Zuckerbrot und Peitsche

Wenn sich Blair als europäischer Krisenmanager bewährt, kann er sich nicht nur im Ausland neue Meriten erwerben. Zwar sehen noch immer viele Briten Europa lediglich als eine Freihandelszone und lehnen das Modell der sozialen Marktwirtschaft auf dem Kontinent ab, doch ihr Regierungschef wird sich in die Auseinandersetzung nicht hineinziehen lassen. Blair weiß, dass diese Diskussion Europa politisch sprengen und seinem Land schaden würde. Stattdessen wird er es mit Zuckerbrot und Peitsche versuchen und zunächst auf Kompromissbereitschaft setzen. Entgegen der Erwartung hat er das Verfassungsprojekt nicht für tot erklären lassen. Ihm ist klar, dass es Ideen enthält, die für das erweitere Europa lebensnotwendig sind. Noch wichtiger aber: Blair hat Europa aufgefordert, Antworten auf die Globalisierung zu finden, ohne die sozialen Sicherungssysteme abzuschaffen.
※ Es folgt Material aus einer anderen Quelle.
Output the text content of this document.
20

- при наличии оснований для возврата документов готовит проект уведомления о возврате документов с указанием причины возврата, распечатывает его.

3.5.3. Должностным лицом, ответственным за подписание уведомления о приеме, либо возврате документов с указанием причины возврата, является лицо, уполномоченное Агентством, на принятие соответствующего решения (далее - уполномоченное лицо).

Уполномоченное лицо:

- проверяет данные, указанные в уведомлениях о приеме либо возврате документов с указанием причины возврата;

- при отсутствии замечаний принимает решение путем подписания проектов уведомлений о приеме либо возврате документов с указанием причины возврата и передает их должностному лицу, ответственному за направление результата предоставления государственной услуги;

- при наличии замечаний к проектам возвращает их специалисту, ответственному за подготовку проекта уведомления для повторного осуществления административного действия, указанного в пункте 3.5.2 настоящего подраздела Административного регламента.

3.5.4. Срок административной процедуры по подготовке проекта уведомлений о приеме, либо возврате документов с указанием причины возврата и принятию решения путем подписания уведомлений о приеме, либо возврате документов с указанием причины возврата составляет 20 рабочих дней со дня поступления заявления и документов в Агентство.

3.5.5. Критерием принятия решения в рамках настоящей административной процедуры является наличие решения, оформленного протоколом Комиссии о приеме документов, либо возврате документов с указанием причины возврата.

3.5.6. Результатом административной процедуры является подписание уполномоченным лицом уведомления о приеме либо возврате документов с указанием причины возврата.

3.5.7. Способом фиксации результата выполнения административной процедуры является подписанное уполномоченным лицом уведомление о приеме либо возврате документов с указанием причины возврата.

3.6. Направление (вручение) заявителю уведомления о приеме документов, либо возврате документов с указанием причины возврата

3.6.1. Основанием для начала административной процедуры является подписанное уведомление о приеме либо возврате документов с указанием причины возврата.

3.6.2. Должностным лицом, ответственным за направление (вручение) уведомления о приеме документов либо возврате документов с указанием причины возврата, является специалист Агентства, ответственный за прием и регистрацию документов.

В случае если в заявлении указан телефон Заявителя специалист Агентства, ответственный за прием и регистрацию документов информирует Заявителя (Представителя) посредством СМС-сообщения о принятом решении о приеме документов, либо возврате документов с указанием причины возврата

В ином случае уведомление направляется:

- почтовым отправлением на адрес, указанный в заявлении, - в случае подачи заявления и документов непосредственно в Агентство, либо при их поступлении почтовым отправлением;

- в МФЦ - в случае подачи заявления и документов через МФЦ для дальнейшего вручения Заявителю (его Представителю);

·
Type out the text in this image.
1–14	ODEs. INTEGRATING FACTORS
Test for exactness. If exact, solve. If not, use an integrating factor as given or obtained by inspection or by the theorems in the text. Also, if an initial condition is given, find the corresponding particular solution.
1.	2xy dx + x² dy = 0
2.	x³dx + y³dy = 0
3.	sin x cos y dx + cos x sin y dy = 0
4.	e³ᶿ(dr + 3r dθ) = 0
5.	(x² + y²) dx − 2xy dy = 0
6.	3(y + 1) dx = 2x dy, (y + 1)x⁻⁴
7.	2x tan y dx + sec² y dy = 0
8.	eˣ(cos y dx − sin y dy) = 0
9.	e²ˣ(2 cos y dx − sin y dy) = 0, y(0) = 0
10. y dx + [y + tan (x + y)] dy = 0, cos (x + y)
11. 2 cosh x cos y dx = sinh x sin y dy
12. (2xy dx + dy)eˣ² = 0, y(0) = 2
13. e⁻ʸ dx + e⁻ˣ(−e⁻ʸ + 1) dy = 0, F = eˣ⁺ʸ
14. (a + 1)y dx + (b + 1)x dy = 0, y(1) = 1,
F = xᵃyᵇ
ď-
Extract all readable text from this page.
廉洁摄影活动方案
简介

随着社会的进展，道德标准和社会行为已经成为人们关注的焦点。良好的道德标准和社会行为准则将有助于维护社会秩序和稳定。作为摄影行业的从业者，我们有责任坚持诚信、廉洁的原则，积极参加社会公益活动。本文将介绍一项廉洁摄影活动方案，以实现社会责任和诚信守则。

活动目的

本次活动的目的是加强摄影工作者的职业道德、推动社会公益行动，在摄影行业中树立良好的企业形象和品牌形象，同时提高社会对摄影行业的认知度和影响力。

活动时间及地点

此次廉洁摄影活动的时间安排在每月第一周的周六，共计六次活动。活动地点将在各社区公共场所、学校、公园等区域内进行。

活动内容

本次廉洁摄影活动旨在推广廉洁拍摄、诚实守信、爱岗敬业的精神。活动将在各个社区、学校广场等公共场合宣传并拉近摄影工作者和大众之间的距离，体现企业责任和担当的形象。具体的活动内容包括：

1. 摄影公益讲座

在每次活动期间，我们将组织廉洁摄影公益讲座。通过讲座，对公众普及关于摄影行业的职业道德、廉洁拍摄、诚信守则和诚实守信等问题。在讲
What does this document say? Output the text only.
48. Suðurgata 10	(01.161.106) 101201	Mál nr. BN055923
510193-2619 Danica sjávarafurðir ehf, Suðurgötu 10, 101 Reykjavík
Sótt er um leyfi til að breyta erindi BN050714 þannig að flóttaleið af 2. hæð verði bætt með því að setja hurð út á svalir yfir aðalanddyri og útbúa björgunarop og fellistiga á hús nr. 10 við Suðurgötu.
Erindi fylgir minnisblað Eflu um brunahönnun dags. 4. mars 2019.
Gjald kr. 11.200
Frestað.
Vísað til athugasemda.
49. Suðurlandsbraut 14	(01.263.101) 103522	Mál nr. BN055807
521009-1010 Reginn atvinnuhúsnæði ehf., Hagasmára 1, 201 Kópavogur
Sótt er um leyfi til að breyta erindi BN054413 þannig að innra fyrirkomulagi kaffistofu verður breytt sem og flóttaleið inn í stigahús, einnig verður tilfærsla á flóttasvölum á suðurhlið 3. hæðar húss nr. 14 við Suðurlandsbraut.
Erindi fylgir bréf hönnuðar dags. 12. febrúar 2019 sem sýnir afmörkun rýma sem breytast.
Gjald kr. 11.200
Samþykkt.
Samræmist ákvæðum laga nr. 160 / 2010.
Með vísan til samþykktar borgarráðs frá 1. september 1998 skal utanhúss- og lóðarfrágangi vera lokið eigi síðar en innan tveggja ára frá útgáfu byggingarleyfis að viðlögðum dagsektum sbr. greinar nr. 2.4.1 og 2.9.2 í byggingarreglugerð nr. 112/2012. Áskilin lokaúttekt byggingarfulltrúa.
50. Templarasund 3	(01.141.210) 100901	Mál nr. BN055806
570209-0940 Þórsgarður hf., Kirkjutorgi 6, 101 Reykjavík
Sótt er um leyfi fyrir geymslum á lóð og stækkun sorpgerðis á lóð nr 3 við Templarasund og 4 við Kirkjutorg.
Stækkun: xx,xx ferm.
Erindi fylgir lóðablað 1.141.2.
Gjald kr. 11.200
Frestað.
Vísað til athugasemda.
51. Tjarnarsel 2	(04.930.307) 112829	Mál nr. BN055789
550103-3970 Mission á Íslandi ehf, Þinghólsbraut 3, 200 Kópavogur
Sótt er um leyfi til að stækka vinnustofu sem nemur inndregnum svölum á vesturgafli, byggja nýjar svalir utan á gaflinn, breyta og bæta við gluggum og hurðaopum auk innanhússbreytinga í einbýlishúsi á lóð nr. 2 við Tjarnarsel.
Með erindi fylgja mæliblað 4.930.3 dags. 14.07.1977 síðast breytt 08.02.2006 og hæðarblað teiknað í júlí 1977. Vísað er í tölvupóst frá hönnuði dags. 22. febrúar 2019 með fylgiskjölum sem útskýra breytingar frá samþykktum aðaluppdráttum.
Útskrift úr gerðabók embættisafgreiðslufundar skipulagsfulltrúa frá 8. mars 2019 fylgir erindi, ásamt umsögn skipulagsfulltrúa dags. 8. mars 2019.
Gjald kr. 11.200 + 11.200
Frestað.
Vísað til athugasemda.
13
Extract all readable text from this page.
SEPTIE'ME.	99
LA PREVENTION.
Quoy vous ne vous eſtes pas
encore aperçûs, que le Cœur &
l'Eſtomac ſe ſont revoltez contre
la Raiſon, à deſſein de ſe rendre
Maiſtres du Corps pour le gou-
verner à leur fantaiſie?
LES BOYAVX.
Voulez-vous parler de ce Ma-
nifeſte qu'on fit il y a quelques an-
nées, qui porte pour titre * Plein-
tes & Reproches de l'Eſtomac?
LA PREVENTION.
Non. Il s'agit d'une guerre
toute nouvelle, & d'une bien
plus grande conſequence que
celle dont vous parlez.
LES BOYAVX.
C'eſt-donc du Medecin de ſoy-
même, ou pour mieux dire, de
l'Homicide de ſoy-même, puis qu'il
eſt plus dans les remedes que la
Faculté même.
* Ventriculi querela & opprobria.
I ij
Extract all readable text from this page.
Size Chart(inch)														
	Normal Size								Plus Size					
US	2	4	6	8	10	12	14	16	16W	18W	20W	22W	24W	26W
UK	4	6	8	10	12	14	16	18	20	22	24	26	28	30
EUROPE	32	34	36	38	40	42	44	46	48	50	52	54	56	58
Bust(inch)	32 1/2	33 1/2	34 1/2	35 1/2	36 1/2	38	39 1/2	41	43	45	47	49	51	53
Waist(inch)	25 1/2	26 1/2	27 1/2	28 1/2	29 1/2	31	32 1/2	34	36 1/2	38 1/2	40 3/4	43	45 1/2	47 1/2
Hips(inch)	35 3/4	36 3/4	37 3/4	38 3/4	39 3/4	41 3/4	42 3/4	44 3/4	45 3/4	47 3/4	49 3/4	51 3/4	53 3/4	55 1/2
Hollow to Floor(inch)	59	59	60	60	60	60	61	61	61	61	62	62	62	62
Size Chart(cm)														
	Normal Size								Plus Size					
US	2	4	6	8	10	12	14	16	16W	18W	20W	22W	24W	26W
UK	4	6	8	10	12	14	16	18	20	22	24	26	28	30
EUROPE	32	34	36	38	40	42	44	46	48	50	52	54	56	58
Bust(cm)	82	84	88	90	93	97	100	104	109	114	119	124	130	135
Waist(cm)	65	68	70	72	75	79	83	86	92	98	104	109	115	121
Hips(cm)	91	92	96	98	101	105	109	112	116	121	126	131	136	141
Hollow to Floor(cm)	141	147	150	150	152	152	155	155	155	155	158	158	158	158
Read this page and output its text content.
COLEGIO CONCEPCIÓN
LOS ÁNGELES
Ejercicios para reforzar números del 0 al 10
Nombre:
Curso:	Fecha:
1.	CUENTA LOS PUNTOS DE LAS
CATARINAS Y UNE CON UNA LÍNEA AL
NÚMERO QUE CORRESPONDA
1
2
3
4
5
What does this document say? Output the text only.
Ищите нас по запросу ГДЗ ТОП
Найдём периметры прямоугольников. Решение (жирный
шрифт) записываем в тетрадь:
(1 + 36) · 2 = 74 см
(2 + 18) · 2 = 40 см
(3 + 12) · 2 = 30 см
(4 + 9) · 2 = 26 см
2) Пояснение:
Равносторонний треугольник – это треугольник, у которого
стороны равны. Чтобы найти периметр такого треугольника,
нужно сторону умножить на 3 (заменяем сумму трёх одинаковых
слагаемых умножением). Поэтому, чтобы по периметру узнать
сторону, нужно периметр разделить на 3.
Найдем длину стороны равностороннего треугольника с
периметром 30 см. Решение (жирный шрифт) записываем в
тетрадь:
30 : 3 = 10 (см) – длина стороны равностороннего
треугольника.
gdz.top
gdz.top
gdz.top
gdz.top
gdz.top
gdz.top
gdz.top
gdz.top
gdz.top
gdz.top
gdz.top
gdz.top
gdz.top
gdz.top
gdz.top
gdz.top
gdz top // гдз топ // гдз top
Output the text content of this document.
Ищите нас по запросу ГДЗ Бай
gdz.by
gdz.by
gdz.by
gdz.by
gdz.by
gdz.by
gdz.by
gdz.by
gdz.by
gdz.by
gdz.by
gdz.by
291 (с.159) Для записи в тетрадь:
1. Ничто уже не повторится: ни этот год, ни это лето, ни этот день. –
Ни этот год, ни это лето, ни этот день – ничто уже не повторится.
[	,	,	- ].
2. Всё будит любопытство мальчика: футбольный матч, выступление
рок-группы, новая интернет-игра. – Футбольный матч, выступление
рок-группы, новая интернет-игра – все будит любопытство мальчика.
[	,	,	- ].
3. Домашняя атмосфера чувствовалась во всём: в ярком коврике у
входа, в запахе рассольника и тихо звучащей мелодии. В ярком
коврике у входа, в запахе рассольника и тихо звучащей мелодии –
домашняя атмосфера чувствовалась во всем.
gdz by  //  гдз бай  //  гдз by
Damit erkennt er, was viele andere europäische Politiker nicht einsehen wollen: in Europa kann es nach den Abstimmungen in Frankreich und den Niederlanden nicht einfach “weiter so” heißen.

Andererseits aber, damit es überhaupt weitergeht, will es Blair durchaus mit der Peitsche versuchen und Verhandlungen über eine Aufstockung des EU-Beitrags Großbritanniens als Faustpfand einsetzen. Vor diesem Hintergrund verspricht die britische EU-Präsidentschaft Spannung pur und ein neues Kapitel in der Karriere von Tony Blair.